Without even blinking, thirteen-year-old Riley summed it up: if Walter didn’t shape up this time, she could no longer see him, and, “He can work like other dads. He’s just wasting his skills, always waiting for someone to look after him.”


Telling Walter what Riley had said, Samuel advised him that he might find him proper housing if he could manage to keep a job. But he added, “Otherwise, you will lose Riley’s respect, and even all contact with her.”
That Riley, the most important person in his life could disappear, suddenly pushed Walter to a perilous tipping point. The next day, he told Samuel he would give data processing another try, perhaps with a refresher course.
A job in banking came sooner than he had imagined. Three months ago, he passed a data processing skills test with high marks. Working the midnight shift from Tuesday to Saturday, he would record bank transactions and convert them into a database.

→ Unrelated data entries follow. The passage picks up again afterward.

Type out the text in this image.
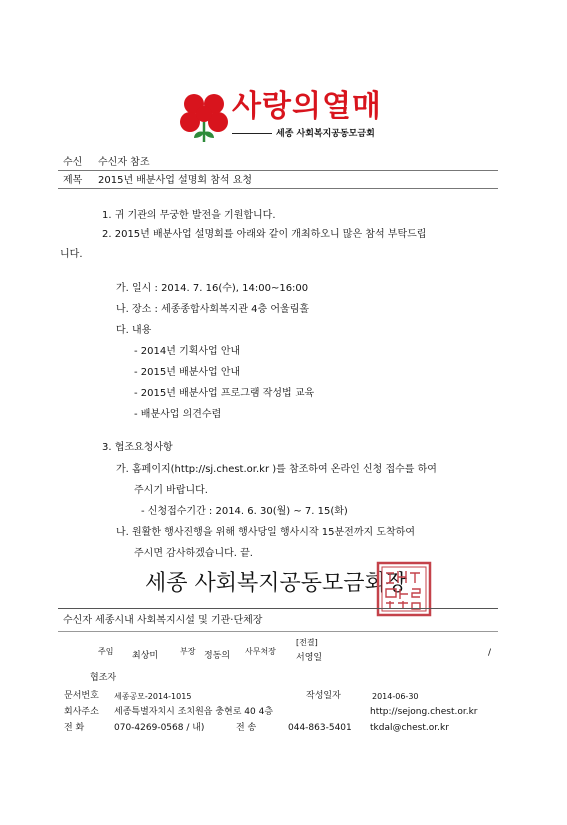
사랑의열매
세종 사회복지공동모금회
수신 수신자 참조
제목 2015년 배분사업 설명회 참석 요청
1. 귀 기관의 무궁한 발전을 기원합니다.
2. 2015년 배분사업 설명회를 아래와 같이 개최하오니 많은 참석 부탁드립
니다.
가. 일시 : 2014. 7. 16(수), 14:00~16:00
나. 장소 : 세종종합사회복지관 4층 어울림홀
다. 내용
- 2014년 기획사업 안내
- 2015년 배분사업 안내
- 2015년 배분사업 프로그램 작성법 교육
- 배분사업 의견수렴
3. 협조요청사항
가. 홈페이지(http://sj.chest.or.kr )를 참조하여 온라인 신청 접수를 하여
주시기 바랍니다.
- 신청접수기간 : 2014. 6. 30(월) ~ 7. 15(화)
나. 원활한 행사진행을 위해 행사당일 행사시작 15분전까지 도착하여
주시면 감사하겠습니다. 끝.
세종 사회복지공동모금회장
수신자 세종시내 사회복지시설 및 기관·단체장
주임 최상미	부장 정동의 사무처장
[전결]
서영일	/
협조자
문서번호 세종공모-2014-1015	작성일자	2014-06-30
회사주소 세종특별자치시 조치원읍 충현로 40 4층	http://sejong.chest.or.kr
전 화	070-4269-0568 / 내)	전 송	044-863-5401 tkdal@chest.or.kr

Like many years ago, his job was unvaried with long hours, but this time, Walter was learning to find new meaning in work. With regular wages, he will move into his own apartment next month. His conversations with Riley are also more mature now that they can invest in each other’s life and future.


Walter was teary-eyed when Riley said last week: “Dad, I am so proud of you. From now on, we will help each other through ups and downs.”


With Walter’s new commitment to self-reliance, he may even surpass his own career expectations. With Riley in his corner, he can certainly work toward a future blessed with happiness and success.